Jaguar Land Rover is believed to have hotly debated the new XJ as it evaluated how to develop a flagship design for the next generation of cars while boosting sales in a class dominated by the Mercedes-Benz S-Class. Discussions are understood to have swung as widely as dropping it from the line-up and developing a large SUV, to sticking with an ultra-conventional saloon.
Callum said the next generation could have a higher roofline to improve the rear packaging, but other changes could be more “nuanced”. The decision to stick with a saloon is said to be motivated by it still being recognised in most markets as a key differentiator of premium brands.
“The XJ today isn’t a traditional limousine,” said Callum. “It balances style, performance and comfort in a unique way. It’s a car with many admirers and it’s a car that establishes Jaguar’s credentials in quite a cool way.
“We could address head room, but other changes could be more detailed. We have a cool car. We don’t want to lose that.”
XJ to live on as super-luxury hybrid
After months of debate Jaguar bosses have finally pushed the button on reinventing the XJ as an “indulgent, super-luxury” car.
The new XJ is likely to feature mixed-materials body construction, a new-generation V6 hybrid drivetrain, an entirely fresh look for the interior and much more of the technology needed for connected and autonomous driving.

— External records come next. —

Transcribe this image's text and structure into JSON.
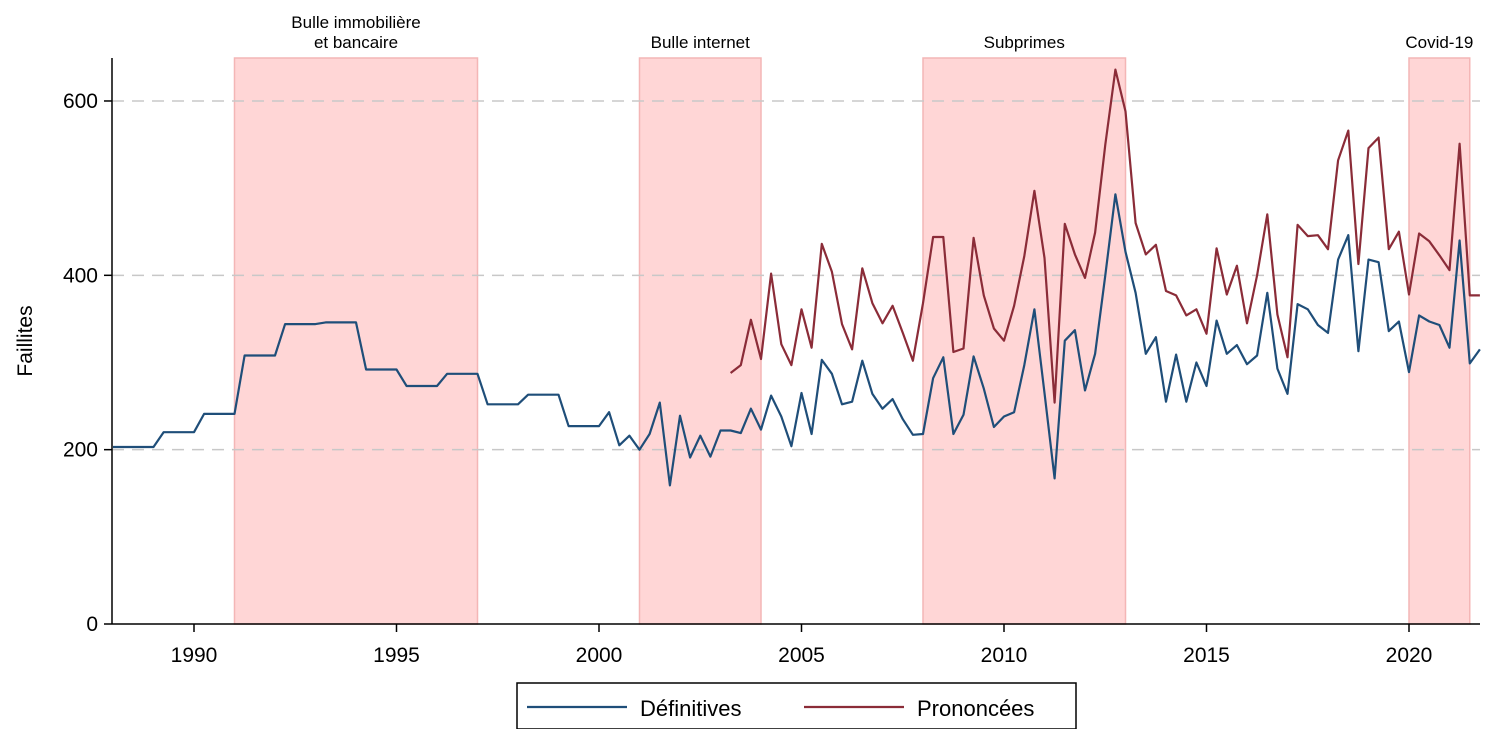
{
  "chart_data": {
    "type": "line",
    "ylabel": "Faillites",
    "xlabel": "",
    "xlim": [
      1988,
      2021.75
    ],
    "ylim": [
      0,
      650
    ],
    "x_ticks": [
      1990,
      1995,
      2000,
      2005,
      2010,
      2015,
      2020
    ],
    "y_ticks": [
      0,
      200,
      400,
      600
    ],
    "grid": "horizontal dashed",
    "legend_position": "bottom",
    "highlight_periods": [
      {
        "label_lines": [
          "Bulle immobilière",
          "et bancaire"
        ],
        "start": 1991,
        "end": 1997
      },
      {
        "label_lines": [
          "Bulle internet"
        ],
        "start": 2001,
        "end": 2004
      },
      {
        "label_lines": [
          "Subprimes"
        ],
        "start": 2008,
        "end": 2013
      },
      {
        "label_lines": [
          "Covid-19"
        ],
        "start": 2020,
        "end": 2021.5
      }
    ],
    "band_color": "#ffd6d6",
    "series": [
      {
        "name": "Définitives",
        "color": "#1f4e79",
        "points": [
          [
            1988,
            203
          ],
          [
            1989,
            203
          ],
          [
            1989.25,
            220
          ],
          [
            1990,
            220
          ],
          [
            1990.25,
            241
          ],
          [
            1991,
            241
          ],
          [
            1991.25,
            308
          ],
          [
            1992,
            308
          ],
          [
            1992.25,
            344
          ],
          [
            1993,
            344
          ],
          [
            1993.25,
            346
          ],
          [
            1994,
            346
          ],
          [
            1994.25,
            292
          ],
          [
            1995,
            292
          ],
          [
            1995.25,
            273
          ],
          [
            1996,
            273
          ],
          [
            1996.25,
            287
          ],
          [
            1997,
            287
          ],
          [
            1997.25,
            252
          ],
          [
            1998,
            252
          ],
          [
            1998.25,
            263
          ],
          [
            1999,
            263
          ],
          [
            1999.25,
            227
          ],
          [
            2000,
            227
          ],
          [
            2000.25,
            243
          ],
          [
            2000.5,
            205
          ],
          [
            2000.75,
            216
          ],
          [
            2001,
            200
          ],
          [
            2001.25,
            218
          ],
          [
            2001.5,
            254
          ],
          [
            2001.75,
            159
          ],
          [
            2002,
            239
          ],
          [
            2002.25,
            191
          ],
          [
            2002.5,
            216
          ],
          [
            2002.75,
            192
          ],
          [
            2003,
            222
          ],
          [
            2003.25,
            222
          ],
          [
            2003.5,
            219
          ],
          [
            2003.75,
            247
          ],
          [
            2004,
            223
          ],
          [
            2004.25,
            262
          ],
          [
            2004.5,
            238
          ],
          [
            2004.75,
            204
          ],
          [
            2005,
            265
          ],
          [
            2005.25,
            218
          ],
          [
            2005.5,
            303
          ],
          [
            2005.75,
            287
          ],
          [
            2006,
            252
          ],
          [
            2006.25,
            255
          ],
          [
            2006.5,
            302
          ],
          [
            2006.75,
            264
          ],
          [
            2007,
            247
          ],
          [
            2007.25,
            258
          ],
          [
            2007.5,
            235
          ],
          [
            2007.75,
            217
          ],
          [
            2008,
            218
          ],
          [
            2008.25,
            282
          ],
          [
            2008.5,
            306
          ],
          [
            2008.75,
            218
          ],
          [
            2009,
            240
          ],
          [
            2009.25,
            307
          ],
          [
            2009.5,
            270
          ],
          [
            2009.75,
            226
          ],
          [
            2010,
            238
          ],
          [
            2010.25,
            243
          ],
          [
            2010.5,
            297
          ],
          [
            2010.75,
            361
          ],
          [
            2011,
            265
          ],
          [
            2011.25,
            167
          ],
          [
            2011.5,
            325
          ],
          [
            2011.75,
            337
          ],
          [
            2012,
            268
          ],
          [
            2012.25,
            310
          ],
          [
            2012.5,
            400
          ],
          [
            2012.75,
            493
          ],
          [
            2013,
            427
          ],
          [
            2013.25,
            380
          ],
          [
            2013.5,
            310
          ],
          [
            2013.75,
            329
          ],
          [
            2014,
            255
          ],
          [
            2014.25,
            309
          ],
          [
            2014.5,
            255
          ],
          [
            2014.75,
            300
          ],
          [
            2015,
            273
          ],
          [
            2015.25,
            348
          ],
          [
            2015.5,
            310
          ],
          [
            2015.75,
            320
          ],
          [
            2016,
            298
          ],
          [
            2016.25,
            308
          ],
          [
            2016.5,
            380
          ],
          [
            2016.75,
            293
          ],
          [
            2017,
            264
          ],
          [
            2017.25,
            367
          ],
          [
            2017.5,
            361
          ],
          [
            2017.75,
            343
          ],
          [
            2018,
            334
          ],
          [
            2018.25,
            418
          ],
          [
            2018.5,
            446
          ],
          [
            2018.75,
            313
          ],
          [
            2019,
            418
          ],
          [
            2019.25,
            415
          ],
          [
            2019.5,
            336
          ],
          [
            2019.75,
            347
          ],
          [
            2020,
            289
          ],
          [
            2020.25,
            354
          ],
          [
            2020.5,
            347
          ],
          [
            2020.75,
            343
          ],
          [
            2021,
            317
          ],
          [
            2021.25,
            440
          ],
          [
            2021.5,
            299
          ],
          [
            2021.75,
            315
          ]
        ]
      },
      {
        "name": "Prononcées",
        "color": "#8b2c38",
        "points": [
          [
            2003.25,
            288
          ],
          [
            2003.5,
            297
          ],
          [
            2003.75,
            349
          ],
          [
            2004,
            304
          ],
          [
            2004.25,
            402
          ],
          [
            2004.5,
            321
          ],
          [
            2004.75,
            297
          ],
          [
            2005,
            361
          ],
          [
            2005.25,
            317
          ],
          [
            2005.5,
            436
          ],
          [
            2005.75,
            404
          ],
          [
            2006,
            344
          ],
          [
            2006.25,
            315
          ],
          [
            2006.5,
            408
          ],
          [
            2006.75,
            368
          ],
          [
            2007,
            345
          ],
          [
            2007.25,
            365
          ],
          [
            2007.5,
            334
          ],
          [
            2007.75,
            302
          ],
          [
            2008,
            368
          ],
          [
            2008.25,
            444
          ],
          [
            2008.5,
            444
          ],
          [
            2008.75,
            312
          ],
          [
            2009,
            316
          ],
          [
            2009.25,
            443
          ],
          [
            2009.5,
            377
          ],
          [
            2009.75,
            339
          ],
          [
            2010,
            325
          ],
          [
            2010.25,
            365
          ],
          [
            2010.5,
            422
          ],
          [
            2010.75,
            497
          ],
          [
            2011,
            420
          ],
          [
            2011.25,
            254
          ],
          [
            2011.5,
            459
          ],
          [
            2011.75,
            424
          ],
          [
            2012,
            397
          ],
          [
            2012.25,
            449
          ],
          [
            2012.5,
            550
          ],
          [
            2012.75,
            636
          ],
          [
            2013,
            588
          ],
          [
            2013.25,
            460
          ],
          [
            2013.5,
            424
          ],
          [
            2013.75,
            435
          ],
          [
            2014,
            382
          ],
          [
            2014.25,
            377
          ],
          [
            2014.5,
            354
          ],
          [
            2014.75,
            361
          ],
          [
            2015,
            333
          ],
          [
            2015.25,
            431
          ],
          [
            2015.5,
            378
          ],
          [
            2015.75,
            411
          ],
          [
            2016,
            345
          ],
          [
            2016.25,
            400
          ],
          [
            2016.5,
            470
          ],
          [
            2016.75,
            355
          ],
          [
            2017,
            306
          ],
          [
            2017.25,
            458
          ],
          [
            2017.5,
            445
          ],
          [
            2017.75,
            446
          ],
          [
            2018,
            430
          ],
          [
            2018.25,
            532
          ],
          [
            2018.5,
            566
          ],
          [
            2018.75,
            413
          ],
          [
            2019,
            546
          ],
          [
            2019.25,
            558
          ],
          [
            2019.5,
            430
          ],
          [
            2019.75,
            450
          ],
          [
            2020,
            378
          ],
          [
            2020.25,
            448
          ],
          [
            2020.5,
            439
          ],
          [
            2020.75,
            423
          ],
          [
            2021,
            406
          ],
          [
            2021.25,
            551
          ],
          [
            2021.5,
            377
          ],
          [
            2021.75,
            377
          ]
        ]
      }
    ]
  }
}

It’s expected to arrive in showrooms in spring 2019 and a concept version could be seen in 2018, the 50th anniversary of the original XJ. The image above shows Autocar's expectations for the model.
According to inside sources, the debate on how to replace Jaguar’s flagship model was wide-ranging. Some in the company thought the XJ could be remade as a kind of super-SUV similar in concept to the Range Rover Sport.
Others proposed an end for the XJ, believing the investment in a large saloon to take on the Mercedes-Benz S-Class might not make a sound business case. Sales of today’s XJ have risen steadily to 20,000 units per year, but that’s only a fraction of S-Class sales.
It was also suggested that the latest XF had undermined the case for the new XJ to be a conventional big saloon. Today’s XF, which is based on the latest D7a aluminium architecture, is marginally more spacious than the current seven-year-old XJ.